How to approximate the point a sequence is converging to?

Question

I have created a poker solver as part of my Master's Thesis. This solver uses Counterfactual Regret Minimization (CFR) to compute a Nash Equilibrium of Hold'em or Omaha Poker. The solver uses existing solutions to resolve solutions starting at a certain game node in the tree, but that's besides the point.

It is known that the average strategies of players (the average of the strategies over all iterations) who use CFR converge to a Nash Equilibrium. Consequently, the average estimated payoffs of these players converge as well.

I am trying to approximate the Nash Equilibrium by converging up to the point that the average payoff of players in the approximated equilibrium is within X (big blinds) of the actual Nash Equilibrium. The challenge is that the payoff at the actual Nash Equilibrium is unknown.

Is there a way to use statistics in order to estimate within what range the point of convergence lies? I have been searching for quite a while (days-weeks), but haven't been able to find anything.

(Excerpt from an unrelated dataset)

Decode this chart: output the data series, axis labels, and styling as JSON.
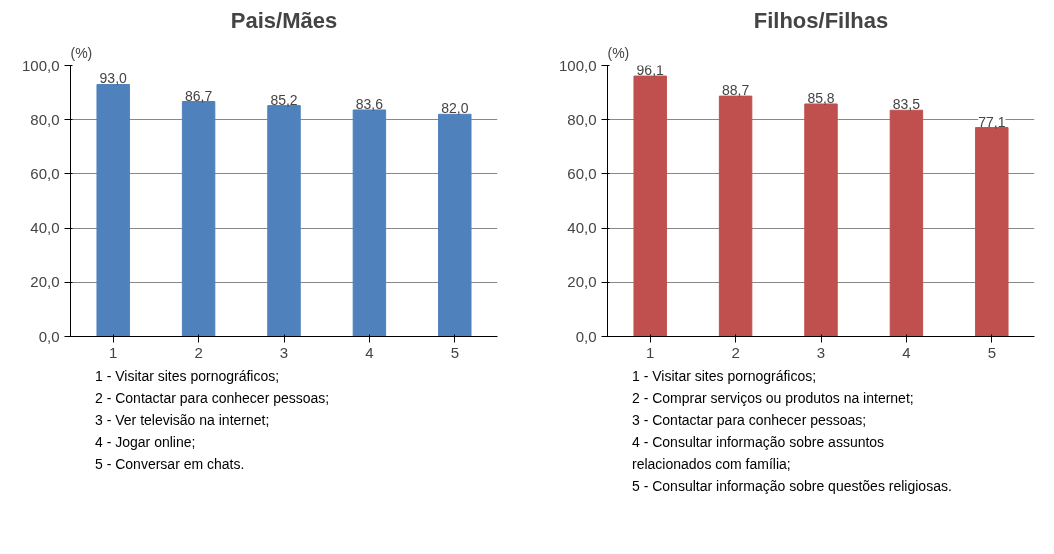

The question in a more general sense:

It's is known that points of a sequence X = (x1, x2, x3 , ... ,xN , ...) are randomly selected so that the sequence will converge to a point eventually. Based on the observations x1 to xN , what can we say about the value of the point it is expected to converge to?

The paper "Assessing Convergence of Markov Chain Monte Carlo Algorithms" describes some statistical methods and limitations to assess whether Markov Chains geometrically converge. Not entirely relevant to the question, but I haven't been able to find much more. https://www2.stat.duke.edu/~scs/Courses/Stat376/Papers/ConvergeDiagnostics/brooks97assessing.pdf)

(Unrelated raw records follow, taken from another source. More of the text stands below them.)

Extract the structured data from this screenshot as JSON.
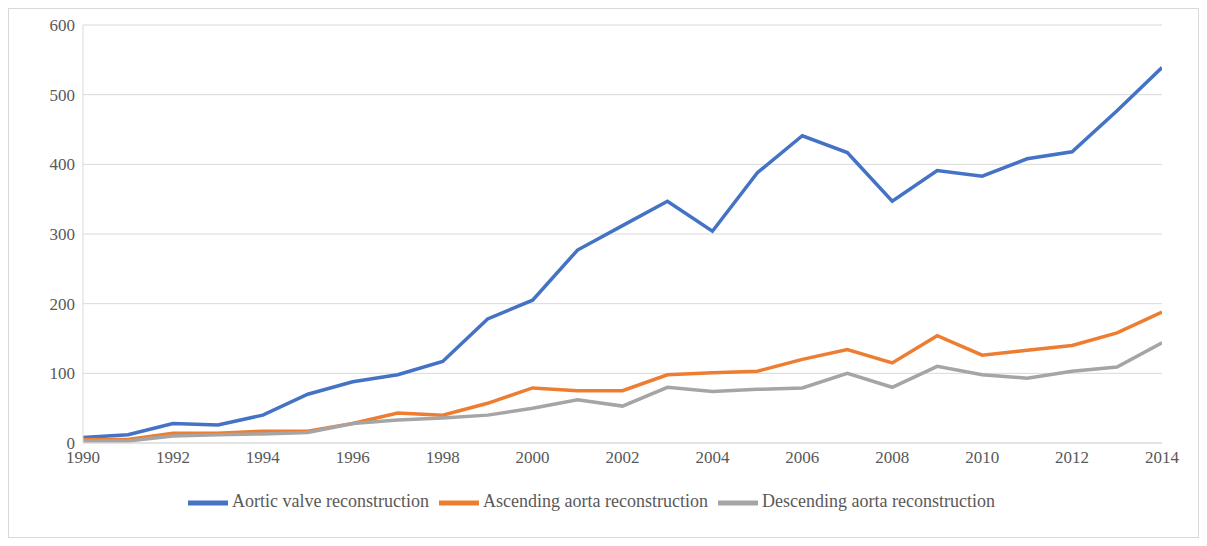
{
  "chart_data": {
    "type": "line",
    "x": [
      1990,
      1991,
      1992,
      1993,
      1994,
      1995,
      1996,
      1997,
      1998,
      1999,
      2000,
      2001,
      2002,
      2003,
      2004,
      2005,
      2006,
      2007,
      2008,
      2009,
      2010,
      2011,
      2012,
      2013,
      2014
    ],
    "series": [
      {
        "name": "Aortic valve reconstruction",
        "color": "#4472c4",
        "values": [
          8,
          12,
          28,
          26,
          40,
          70,
          88,
          98,
          117,
          178,
          205,
          277,
          312,
          347,
          304,
          388,
          441,
          417,
          347,
          391,
          383,
          408,
          418,
          477,
          539
        ]
      },
      {
        "name": "Ascending aorta reconstruction",
        "color": "#ed7d31",
        "values": [
          5,
          5,
          14,
          14,
          17,
          17,
          28,
          43,
          40,
          57,
          79,
          75,
          75,
          98,
          101,
          103,
          120,
          134,
          115,
          154,
          126,
          133,
          140,
          158,
          188
        ]
      },
      {
        "name": "Descending aorta reconstruction",
        "color": "#a5a5a5",
        "values": [
          3,
          3,
          10,
          12,
          13,
          15,
          28,
          33,
          36,
          40,
          50,
          62,
          53,
          80,
          74,
          77,
          79,
          100,
          80,
          110,
          98,
          93,
          103,
          109,
          144
        ]
      }
    ],
    "xlim": [
      1990,
      2014
    ],
    "xticks": [
      1990,
      1992,
      1994,
      1996,
      1998,
      2000,
      2002,
      2004,
      2006,
      2008,
      2010,
      2012,
      2014
    ],
    "ylim": [
      0,
      600
    ],
    "yticks": [
      0,
      100,
      200,
      300,
      400,
      500,
      600
    ],
    "grid": true,
    "legend": "bottom"
  }
}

The following question is closely related to it, but has not been answered https://stackoverflow.com/questions/77657691/algorithmic-game-theory-poker-cfr-and-the-approximation-distance

One of the things I thought would be a good indicator of convergence is a visual indications of the sequence X. Any conclusions drawn from looking at a plot of this sequence are of course subjective, so it's not sufficient for the purposes of a Master's thesis.

Answer 1

I figured out the answer to my question.

The difference in payoff of a player at strategy profile (s_1, s_2) and the Nash equilibrium is not calculated directly.

Let u_1(s_1, s_2) be the expected payoff for player 1 in a strategy profile. Let u_1(s_1, B) be the expected payoff of player 1 against the best response. Let D be the difference between these expected payoffs.

So, we have a minimum of the payoff of the strategy in the Nash equilibrium: u_1(s_1, B). We know that this minimum is at most D away from the estimated payoff at equilibrium, because B is not an optimal strategy, so player 1 should be able to get a higher estimated payoff against B. So, the estimated payoff for player 1 at equilibrium is at most u_1(s_1, B) + D.

The payoff of a best response can be directly computed through the regrets of players in the iterations before.

If any of you are interested in the theoretical approach to assess the convergence of a sequence, the paper "Convergence Tests for the Fission Source Distribution in MCNP5" may give some inspiration. I believe it is a similar problem.